Given gold´s perceived role as a safe haven there have been many comments in the media about gold´s “surprising” 10% or so decline in price during the recent market turmoil when many commentators were expecting it to soar in value.
In reality tthe 10% decline is from the peak price achieved at the beginning of March. Year to date it has fallen 2.3% but over 12 months it has gained over 13% – in dollar terms.
Ishares SGLN Physical Gold US$ (year to date) |
Ishares SGLN Physical Gold US$ (12 months) |
UK investors have fared better as in sterling terms gold has increased by 8.8% year to date due to the fall in sterling against the dollar and by 29% over the last 12 months showing the value of gold as protection against currency devaluations.

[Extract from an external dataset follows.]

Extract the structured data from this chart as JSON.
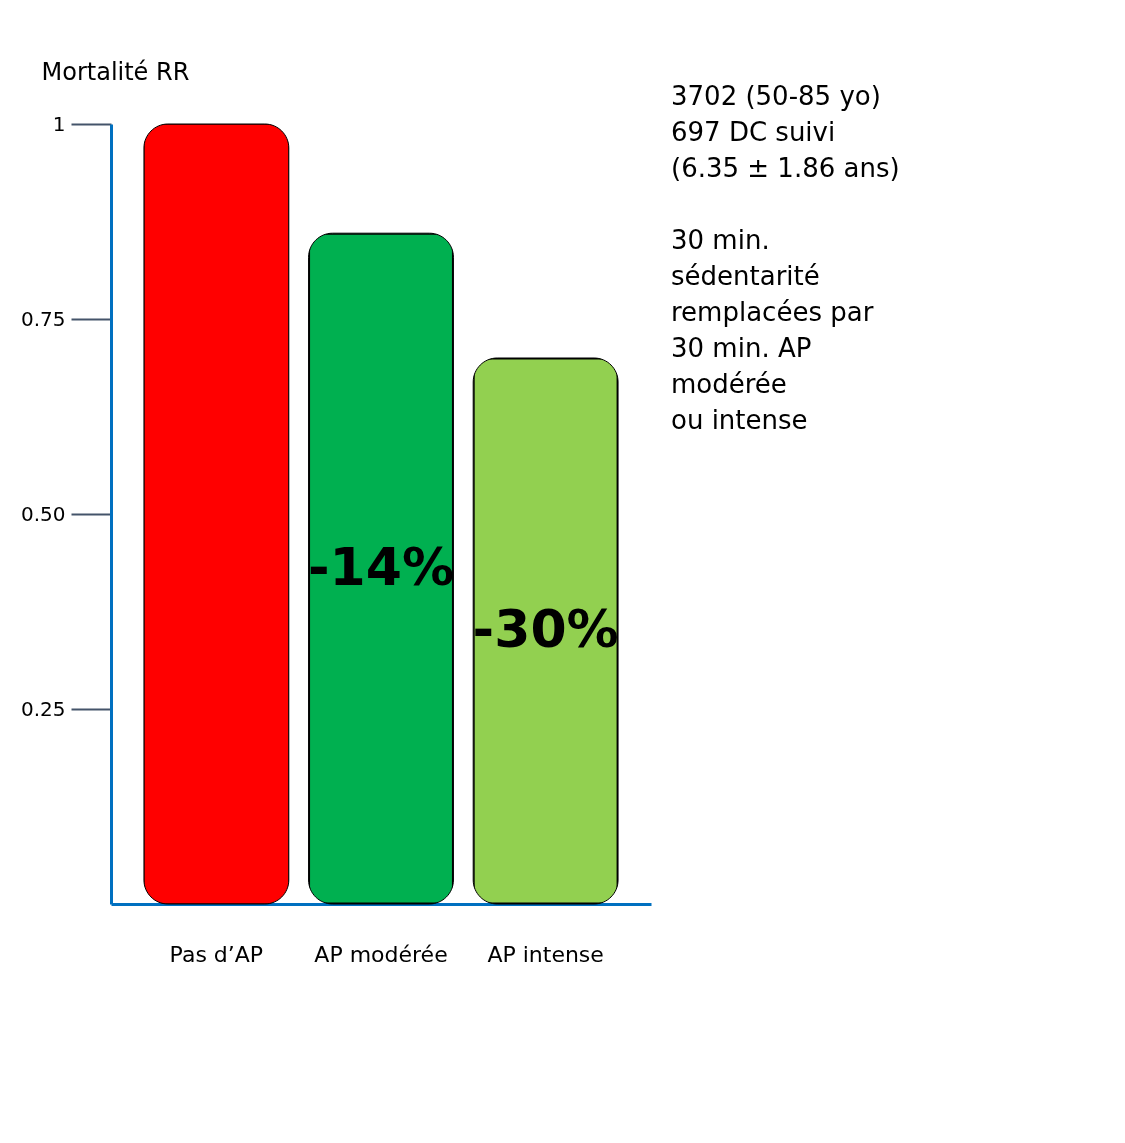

Russ Mould of AJ Bell in an article today gives the principal reason for gold´s recent price decline as the need of traders and investors to raise cash to “meet margin calls, settle fund redemptions or simply rustle up ready cash”. He sees the situation as analogous to the 2008 crash when gold behaved similarly but rallied strongly once investors had more confidence in the markets. I hold some gold via Ishares SGLN in my Permanent Portfolio and although I had hoped for more than its 3.4% rise since September 2019 is certainly better than the 18%+ fall in the equity part of the portfolio (overall portfolio decline of 3.7%).